The USIBC has also recommended the two sides set up an expert group consisting of senior officials, industry representatives and academic thought leaders to build a document for discussion under the USISTD. The USIBC, in collaboration with an India-based counterpart, can partner with the US and Indian governments to launch this expert group, it said.


Proposing the creation of a US-India Global Digital Partnership (USIGDP) to facilitate discussions between critical stakeholders across government and industry, USIBC said that following the model of the National Space Council, the USIGDP should be headed by Vice President Harris, who would delegate critical elements of the discussion to relevant departments or agencies.

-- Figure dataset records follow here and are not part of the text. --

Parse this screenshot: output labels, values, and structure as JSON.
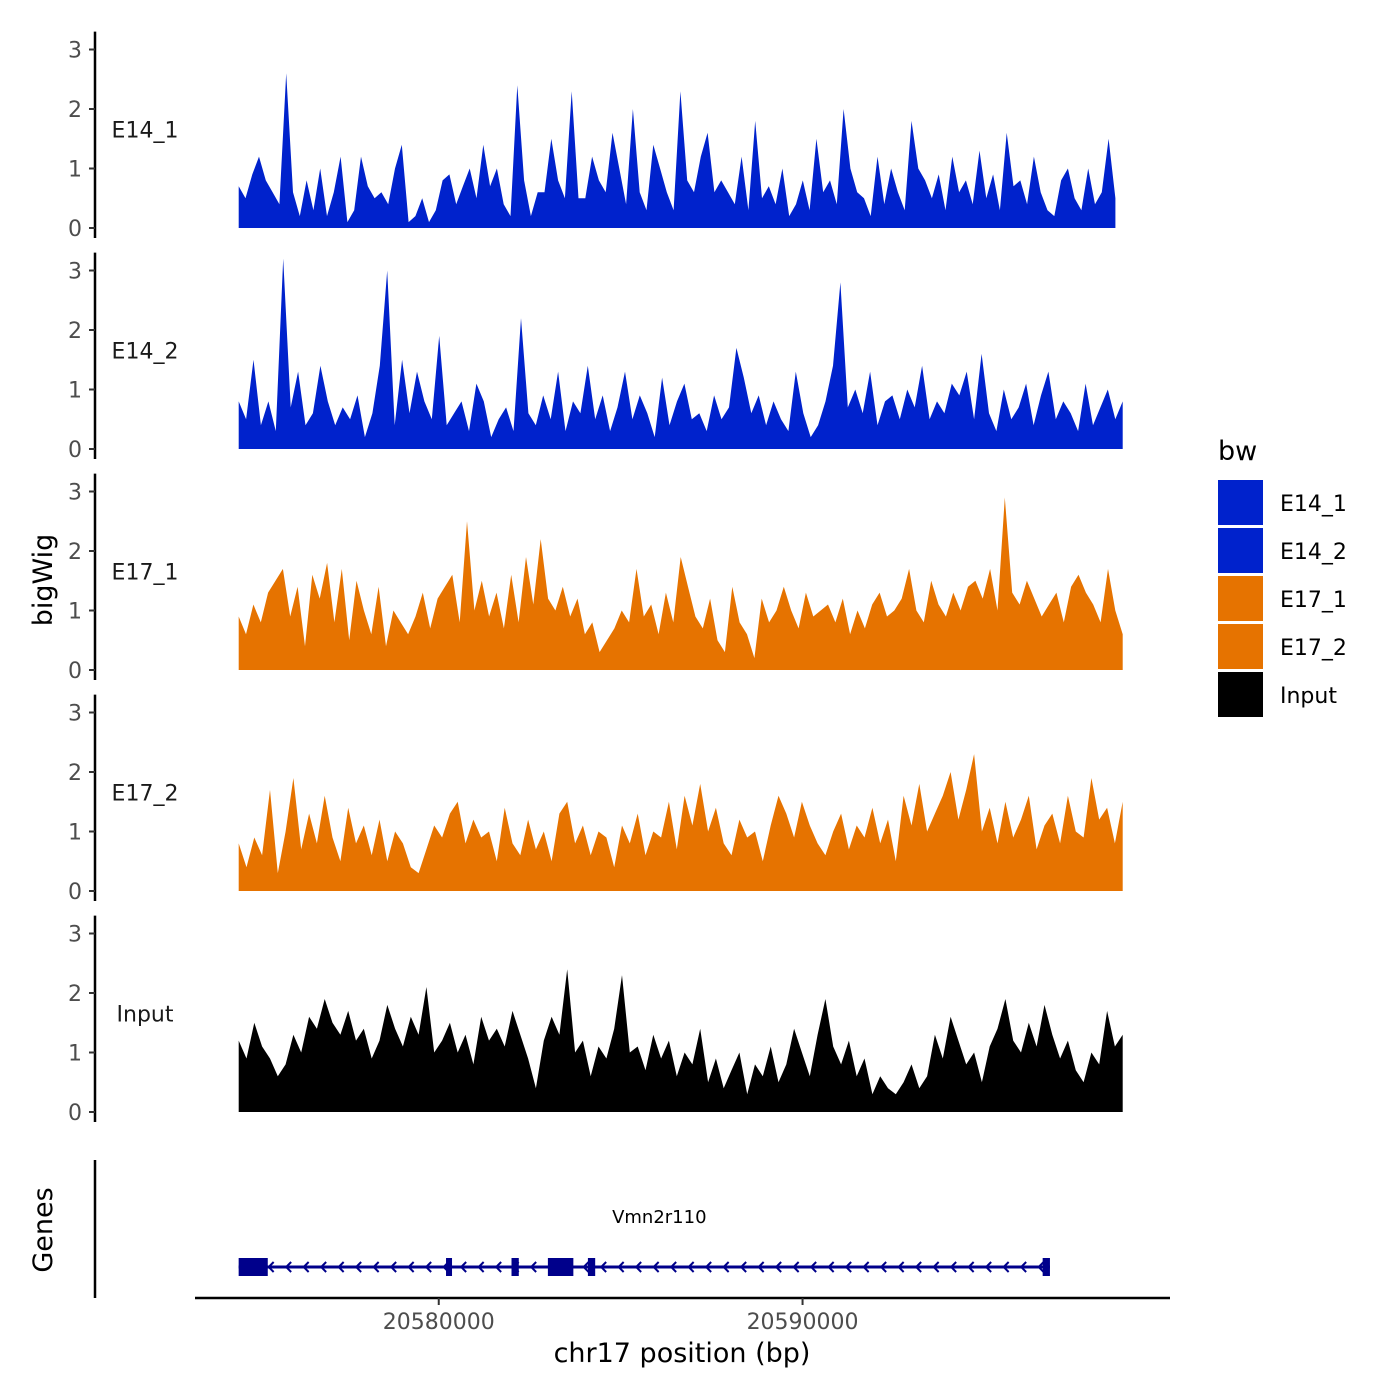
{
  "chart_data": {
    "type": "area",
    "ylabel": "bigWig",
    "xlabel": "chr17 position (bp)",
    "ylim": [
      0,
      3.2
    ],
    "y_ticks": [
      "0",
      "1",
      "2",
      "3"
    ],
    "xlim": [
      20573300,
      20600100
    ],
    "x_ticks": [
      {
        "value": 20580000,
        "label": "20580000"
      },
      {
        "value": 20590000,
        "label": "20590000"
      }
    ],
    "gene_track_label": "Genes",
    "legend": {
      "title": "bw",
      "entries": [
        {
          "name": "E14_1",
          "color": "#0022cc"
        },
        {
          "name": "E14_2",
          "color": "#0022cc"
        },
        {
          "name": "E17_1",
          "color": "#e67300"
        },
        {
          "name": "E17_2",
          "color": "#e67300"
        },
        {
          "name": "Input",
          "color": "#000000"
        }
      ]
    },
    "series": [
      {
        "name": "E14_1",
        "color": "#0022cc",
        "x_start": 20574500,
        "x_end": 20598600,
        "values": [
          0.7,
          0.5,
          0.9,
          1.2,
          0.8,
          0.6,
          0.4,
          2.6,
          0.6,
          0.2,
          0.8,
          0.3,
          1.0,
          0.2,
          0.6,
          1.2,
          0.1,
          0.3,
          1.2,
          0.7,
          0.5,
          0.6,
          0.4,
          1.0,
          1.4,
          0.1,
          0.2,
          0.5,
          0.1,
          0.3,
          0.8,
          0.9,
          0.4,
          0.7,
          1.0,
          0.5,
          1.4,
          0.7,
          1.0,
          0.4,
          0.2,
          2.4,
          0.8,
          0.2,
          0.6,
          0.6,
          1.5,
          0.8,
          0.5,
          2.3,
          0.5,
          0.5,
          1.2,
          0.8,
          0.6,
          1.6,
          1.0,
          0.4,
          2.0,
          0.6,
          0.3,
          1.4,
          1.0,
          0.6,
          0.3,
          2.3,
          0.8,
          0.6,
          1.2,
          1.6,
          0.6,
          0.8,
          0.6,
          0.4,
          1.2,
          0.3,
          1.8,
          0.5,
          0.7,
          0.4,
          1.0,
          0.2,
          0.4,
          0.8,
          0.3,
          1.5,
          0.6,
          0.8,
          0.4,
          2.0,
          1.0,
          0.6,
          0.5,
          0.2,
          1.2,
          0.4,
          1.0,
          0.6,
          0.3,
          1.8,
          1.0,
          0.8,
          0.5,
          0.9,
          0.3,
          1.2,
          0.6,
          0.8,
          0.4,
          1.3,
          0.5,
          0.9,
          0.3,
          1.6,
          0.7,
          0.8,
          0.4,
          1.2,
          0.6,
          0.3,
          0.2,
          0.8,
          1.0,
          0.5,
          0.3,
          1.0,
          0.4,
          0.6,
          1.5,
          0.5
        ]
      },
      {
        "name": "E14_2",
        "color": "#0022cc",
        "x_start": 20574500,
        "x_end": 20598800,
        "values": [
          0.8,
          0.5,
          1.5,
          0.4,
          0.8,
          0.3,
          3.2,
          0.7,
          1.3,
          0.4,
          0.6,
          1.4,
          0.8,
          0.4,
          0.7,
          0.5,
          0.9,
          0.2,
          0.6,
          1.4,
          3.0,
          0.4,
          1.5,
          0.6,
          1.3,
          0.8,
          0.5,
          1.9,
          0.4,
          0.6,
          0.8,
          0.3,
          1.1,
          0.8,
          0.2,
          0.5,
          0.7,
          0.3,
          2.2,
          0.6,
          0.4,
          0.9,
          0.5,
          1.3,
          0.3,
          0.8,
          0.6,
          1.4,
          0.5,
          0.9,
          0.3,
          0.7,
          1.3,
          0.5,
          0.9,
          0.6,
          0.2,
          1.2,
          0.4,
          0.8,
          1.1,
          0.5,
          0.6,
          0.3,
          0.9,
          0.5,
          0.7,
          1.7,
          1.2,
          0.6,
          0.9,
          0.4,
          0.8,
          0.5,
          0.3,
          1.3,
          0.6,
          0.2,
          0.4,
          0.8,
          1.4,
          2.8,
          0.7,
          1.0,
          0.6,
          1.3,
          0.4,
          0.8,
          0.9,
          0.5,
          1.0,
          0.7,
          1.4,
          0.5,
          0.8,
          0.6,
          1.1,
          0.9,
          1.3,
          0.5,
          1.6,
          0.6,
          0.3,
          1.0,
          0.5,
          0.7,
          1.1,
          0.4,
          0.9,
          1.3,
          0.5,
          0.8,
          0.6,
          0.3,
          1.1,
          0.4,
          0.7,
          1.0,
          0.5,
          0.8
        ]
      },
      {
        "name": "E17_1",
        "color": "#e67300",
        "x_start": 20574500,
        "x_end": 20598800,
        "values": [
          0.9,
          0.6,
          1.1,
          0.8,
          1.3,
          1.5,
          1.7,
          0.9,
          1.4,
          0.4,
          1.6,
          1.2,
          1.8,
          0.8,
          1.7,
          0.5,
          1.5,
          1.0,
          0.6,
          1.4,
          0.4,
          1.0,
          0.8,
          0.6,
          0.9,
          1.3,
          0.7,
          1.2,
          1.4,
          1.6,
          0.8,
          2.5,
          1.0,
          1.5,
          0.9,
          1.3,
          0.7,
          1.6,
          0.8,
          1.9,
          1.1,
          2.2,
          1.2,
          1.0,
          1.4,
          0.9,
          1.2,
          0.6,
          0.8,
          0.3,
          0.5,
          0.7,
          1.0,
          0.8,
          1.7,
          0.9,
          1.1,
          0.6,
          1.3,
          0.8,
          1.9,
          1.4,
          0.9,
          0.7,
          1.2,
          0.5,
          0.3,
          1.4,
          0.8,
          0.6,
          0.2,
          1.2,
          0.8,
          1.0,
          1.4,
          1.0,
          0.7,
          1.3,
          0.9,
          1.0,
          1.1,
          0.8,
          1.2,
          0.6,
          1.0,
          0.7,
          1.1,
          1.3,
          0.9,
          1.0,
          1.2,
          1.7,
          1.0,
          0.8,
          1.5,
          1.1,
          0.9,
          1.3,
          1.0,
          1.4,
          1.5,
          1.2,
          1.7,
          1.0,
          2.9,
          1.3,
          1.1,
          1.5,
          1.2,
          0.9,
          1.1,
          1.3,
          0.8,
          1.4,
          1.6,
          1.3,
          1.1,
          0.8,
          1.7,
          1.0,
          0.6
        ]
      },
      {
        "name": "E17_2",
        "color": "#e67300",
        "x_start": 20574500,
        "x_end": 20598800,
        "values": [
          0.8,
          0.4,
          0.9,
          0.6,
          1.7,
          0.3,
          1.0,
          1.9,
          0.7,
          1.3,
          0.8,
          1.6,
          0.9,
          0.5,
          1.4,
          0.8,
          1.1,
          0.6,
          1.2,
          0.5,
          1.0,
          0.8,
          0.4,
          0.3,
          0.7,
          1.1,
          0.9,
          1.3,
          1.5,
          0.8,
          1.2,
          0.9,
          1.0,
          0.5,
          1.4,
          0.8,
          0.6,
          1.2,
          0.7,
          1.0,
          0.5,
          1.3,
          1.5,
          0.8,
          1.1,
          0.6,
          1.0,
          0.9,
          0.4,
          1.1,
          0.8,
          1.3,
          0.6,
          1.0,
          0.9,
          1.5,
          0.7,
          1.6,
          1.1,
          1.8,
          1.0,
          1.4,
          0.8,
          0.6,
          1.2,
          0.9,
          1.0,
          0.5,
          1.1,
          1.6,
          1.3,
          0.9,
          1.5,
          1.1,
          0.8,
          0.6,
          1.0,
          1.3,
          0.7,
          1.1,
          0.9,
          1.4,
          0.8,
          1.2,
          0.5,
          1.6,
          1.1,
          1.8,
          1.0,
          1.3,
          1.6,
          2.0,
          1.2,
          1.7,
          2.3,
          1.0,
          1.4,
          0.8,
          1.5,
          0.9,
          1.2,
          1.6,
          0.7,
          1.1,
          1.3,
          0.8,
          1.6,
          1.0,
          0.9,
          1.9,
          1.2,
          1.4,
          0.8,
          1.5
        ]
      },
      {
        "name": "Input",
        "color": "#000000",
        "x_start": 20574500,
        "x_end": 20598800,
        "values": [
          1.2,
          0.9,
          1.5,
          1.1,
          0.9,
          0.6,
          0.8,
          1.3,
          1.0,
          1.6,
          1.4,
          1.9,
          1.5,
          1.3,
          1.7,
          1.2,
          1.4,
          0.9,
          1.2,
          1.8,
          1.4,
          1.1,
          1.6,
          1.3,
          2.1,
          1.0,
          1.2,
          1.5,
          1.0,
          1.3,
          0.8,
          1.6,
          1.2,
          1.4,
          1.1,
          1.7,
          1.3,
          0.9,
          0.4,
          1.2,
          1.6,
          1.3,
          2.4,
          1.0,
          1.2,
          0.6,
          1.1,
          0.9,
          1.4,
          2.3,
          1.0,
          1.1,
          0.7,
          1.3,
          0.9,
          1.2,
          0.6,
          1.0,
          0.8,
          1.4,
          0.5,
          0.9,
          0.4,
          0.7,
          1.0,
          0.3,
          0.8,
          0.6,
          1.1,
          0.5,
          0.8,
          1.4,
          1.0,
          0.6,
          1.3,
          1.9,
          1.1,
          0.8,
          1.2,
          0.6,
          0.9,
          0.3,
          0.6,
          0.4,
          0.3,
          0.5,
          0.8,
          0.4,
          0.6,
          1.3,
          0.9,
          1.6,
          1.2,
          0.8,
          1.0,
          0.5,
          1.1,
          1.4,
          1.9,
          1.2,
          1.0,
          1.5,
          1.1,
          1.8,
          1.3,
          0.9,
          1.2,
          0.7,
          0.5,
          1.0,
          0.8,
          1.7,
          1.1,
          1.3
        ]
      }
    ],
    "gene": {
      "name": "Vmn2r110",
      "strand": "-",
      "start": 20574500,
      "end": 20596800,
      "exons": [
        [
          20574500,
          20575300
        ],
        [
          20580200,
          20580300
        ],
        [
          20582000,
          20582200
        ],
        [
          20583000,
          20583700
        ],
        [
          20584100,
          20584300
        ],
        [
          20596600,
          20596800
        ]
      ]
    }
  }
}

Through discussion with the Government of India, appropriate counterpart(s) within the Prime Minister’s Office could be identified, it said. The US and India are leaders in the digital economy, which powers a vast share of global innovation, trade and investment, and STEM job creation. A successful Indian-American— including many in the tech sector—provides US and Indian industry with access to capital, technology, and a high-quality pool of technical talent.

“The Biden administration should invest in partnerships that position the US and India to lead the next generation of technology development,” USIBC said. Observing that the COVID-19 pandemic fundamentally reshaped global health discussions and priorities, USIBC recommended restructuring and re-energising the US-India Health Dialogue to create a forum that can tackle important policy issues in a post-pandemic era. To create a sustainable and resilient recovery, the US-India Health Dialogue should promote economic, trade, health, and social collaboration between the two governments and private sector institutions from both countries, it said.

Noting that the US-India Strategic Energy Dialogue is a dynamic platform for discussion, but in recent years has moved away from climate goals, USIBC said that with the appointment of US Special Presidential Envoy for Climate John Kerry, it is an opportune time to reintroduce climate into the existing dialogue. This discussion could be co-chaired by Special Presidential Envoy Kerry and the US Secretary of Energy and would leverage expertise from government, industry, US National Laboratories, and research institutions.